I looked over the balcony again. The call of the void was loud. Louder than the wind that roared in my ears. I could hear its seductive voice whispering to me.

“Jump, Theo. Jump. Make it easy for everyone.”

I tensed. Went on my tiptoes. I shut my eyes.

All I could see was Jace. The night we met, the nights I watched him, the nights I spent with him.

The love I felt for him.

He had fixed me. Albeit, a little too late. But he did. He allowed me to feel like a human again.

I wondered where he was. Could he be back at home? At the police station?

I stepped away from the banister. My heart hammered like a drill in my chest. I was sure it could break through concrete. I couldn’t call him, but I could at least check in on him. Maybe that would satiate my curiosity. It was wrong, but what part about any of this was right? It was too late to be right. I was fucked-up, broken. I might as well lean into it as my last moments of a free man.
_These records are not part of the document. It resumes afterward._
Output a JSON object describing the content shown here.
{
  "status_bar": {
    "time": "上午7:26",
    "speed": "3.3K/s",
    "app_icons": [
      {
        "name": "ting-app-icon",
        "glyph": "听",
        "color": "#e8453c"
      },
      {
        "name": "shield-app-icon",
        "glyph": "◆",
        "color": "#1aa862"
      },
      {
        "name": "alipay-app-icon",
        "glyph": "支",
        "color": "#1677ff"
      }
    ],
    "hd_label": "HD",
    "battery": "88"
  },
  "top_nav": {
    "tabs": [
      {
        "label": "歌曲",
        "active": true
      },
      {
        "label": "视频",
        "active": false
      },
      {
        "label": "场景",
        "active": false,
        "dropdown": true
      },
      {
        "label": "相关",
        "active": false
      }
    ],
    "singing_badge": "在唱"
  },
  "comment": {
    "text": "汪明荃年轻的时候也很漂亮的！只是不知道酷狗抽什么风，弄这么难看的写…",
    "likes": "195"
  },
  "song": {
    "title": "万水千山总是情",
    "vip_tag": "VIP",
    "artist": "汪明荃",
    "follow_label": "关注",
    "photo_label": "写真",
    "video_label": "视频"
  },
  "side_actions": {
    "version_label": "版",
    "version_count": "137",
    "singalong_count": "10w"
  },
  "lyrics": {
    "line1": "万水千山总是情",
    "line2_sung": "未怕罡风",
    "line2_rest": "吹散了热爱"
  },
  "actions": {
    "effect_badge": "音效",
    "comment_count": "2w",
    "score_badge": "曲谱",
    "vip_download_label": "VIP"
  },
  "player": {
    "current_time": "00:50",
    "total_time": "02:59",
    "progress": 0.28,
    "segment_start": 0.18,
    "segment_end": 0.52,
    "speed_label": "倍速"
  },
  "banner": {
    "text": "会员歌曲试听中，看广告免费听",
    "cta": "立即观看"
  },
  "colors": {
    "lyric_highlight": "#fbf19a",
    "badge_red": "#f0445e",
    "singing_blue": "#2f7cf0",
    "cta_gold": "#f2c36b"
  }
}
Jace’s name was still large on my screen. Instead of tapping his number, I tapped to find his location instead.

Hmm.

His little circle popped up on a map of New York City, but it wasn’t in any of the locations I’d been expecting it to show up. It wasn’t in his apartment, or at Stonewall, or at the police station.

He was somewhere in Brooklyn. What was he doing there?

I pinched the map, making it zoom in on his bubble. The building names appeared on the map. There was a salon and a bookstore and a sneak shop and a… a bar.

A bar named Marielle’s.

His bubble was directly underneath my sister’s name.

Jace was at Marielle’s.

What the fuck was he doing there?

Chapter 32

Jace Holloway

The rope cutinto my wrists. I tried pushing against them, working my fingers up through a loop, but the knots were too tight. And the cloth stuffing my mouth was making it difficult to breathe. Saliva accumulated in my mouth, dripping out and down my chin. I tried to keep calm but felt myself losing my grip. This situation had gone from dire to completely and totally fucked. I wasn’t even sure where I was. I’d been blindfolded before they escorted me out of the car, tossing me down a flight of stairs.

I didn’t break my nose or my ribs through some kind of miracle, although I did bang my head hard against a step. Hard enough for me to lose consciousness for an hour or so. It was difficult to tell just how much time had passed. When I came to, I was strapped to the chair, gagged and still blindfolded.

Theo’s father.

He was the one who’d abducted me.

It still didn’t make much sense. I couldn’t wrap my head around it. Was he the man behind the blackmail ring? And how did he know Theo was Nevermore?

Was he the reason Nevermore existed?

“He’s awake, Leo.” The voice came from somewhere to my left. I craned my head but couldn’t see anything through the thick blindfold. I pulled against the ropes around my wrist, but that only made them slice deeper into my skin. It burned. A wet streak of blood dripped down my palm.

“Good.” That was Theo’s father. His name must have been Leo. He stood directly in front of me.

A thumb landed on my chin. I reeled back. I wanted to spit directly in this man’s face.

“Smile if you can,” he said. “I want to keep this as a souvenir. Maybe send it to Theo once we dump you in the Hudson. Something for him to remember you by.”

I wanted to shout, but all that came out was a muffled whimper. This wasn’t how my life was supposed to end. I’d put myself in danger hundreds of times before, but I never imagined I’d be dragged into the middle of a sadistic family rivalry, used as some kind of emotional pawn. I felt helpless.